I have always been blessed with a tribe. Though it may have changed over the years. I have always had a tribe a friends surrounding me.


The end of last school year, I was asked by one of my parents to join a mom’s prayer group for the summer. And though I said yes. Made the commitment. I wanted to back out. I did not want to be in a place of vulnerability. I was already feeling raw and bare. Exposed to the world.


I knew a few of the moms. In fact. They had been moms in my classroom that year. And even though that class and those families and those moms. They were part of a special, maybe even magical year unlike any I had ever had in my 20 years of teaching. I did not know if I could meet. Once a week. And share my heart and hurts and struggles.

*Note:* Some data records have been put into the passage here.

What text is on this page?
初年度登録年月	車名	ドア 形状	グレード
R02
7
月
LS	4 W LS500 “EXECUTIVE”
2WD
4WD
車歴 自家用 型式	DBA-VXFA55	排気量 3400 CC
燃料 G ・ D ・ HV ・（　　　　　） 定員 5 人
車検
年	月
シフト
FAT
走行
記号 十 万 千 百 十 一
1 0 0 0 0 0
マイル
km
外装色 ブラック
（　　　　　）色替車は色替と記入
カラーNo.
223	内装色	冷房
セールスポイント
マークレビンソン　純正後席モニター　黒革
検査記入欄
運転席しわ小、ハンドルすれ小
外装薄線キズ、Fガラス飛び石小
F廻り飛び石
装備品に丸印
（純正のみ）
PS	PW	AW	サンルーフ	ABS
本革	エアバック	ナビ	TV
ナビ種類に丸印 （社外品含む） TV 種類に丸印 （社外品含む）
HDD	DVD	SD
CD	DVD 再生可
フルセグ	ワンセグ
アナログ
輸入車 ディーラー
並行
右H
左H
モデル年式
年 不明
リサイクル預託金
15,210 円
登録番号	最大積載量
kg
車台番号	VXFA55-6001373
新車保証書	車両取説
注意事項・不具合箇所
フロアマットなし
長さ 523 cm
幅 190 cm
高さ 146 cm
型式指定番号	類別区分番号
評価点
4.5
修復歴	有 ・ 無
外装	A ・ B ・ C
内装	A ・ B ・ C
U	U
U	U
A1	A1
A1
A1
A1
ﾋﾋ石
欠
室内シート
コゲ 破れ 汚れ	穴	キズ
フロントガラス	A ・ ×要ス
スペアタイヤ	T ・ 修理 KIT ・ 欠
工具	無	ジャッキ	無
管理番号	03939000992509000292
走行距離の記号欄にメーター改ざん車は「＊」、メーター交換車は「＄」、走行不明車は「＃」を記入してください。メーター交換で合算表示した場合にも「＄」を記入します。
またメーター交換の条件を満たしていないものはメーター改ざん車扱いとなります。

But since I do not back out of commitments. I showed up that Tuesday morning. And almost every Tuesday thereafter. Throughout the summer. Sitting. Listening. Smiling. Tears falling as we prayed. But never sharing or praying.


Yet every week. Peace overwhelmed me. Sitting there with these women. And I could breathe. Like coming up out of the water. After being held under. Gasping for air and quietly, slowing calming. For that hour or two.


Then. One Tuesday. I shared. And prayed. And these women, some who I hardly knew, others who only knew me as their daughter’s teacher. Became part of my tribe.


We started calling ourselves the “Tuesday Tribe”. Texting prayers and encouragement. Walking through daily life together. And once the school year started, though the Tuesday prayer group ended, we began something new. Texts reminding each of other of school activities. Meeting for dinners and talks. Popping into classrooms for hugs and talks.


So this Tribe. This Tuesday Tribe. I never knew how much I needed them. And because of them, I learned. There are all different kinds of tribes. God brings different people in our lives. Each with a different purpose. For us and for them. And when we have the opportunity to connect. To open up ourselves to a new tribe. As scary as it may seem. It may be that blessing. That lifeline. You’ve been praying for.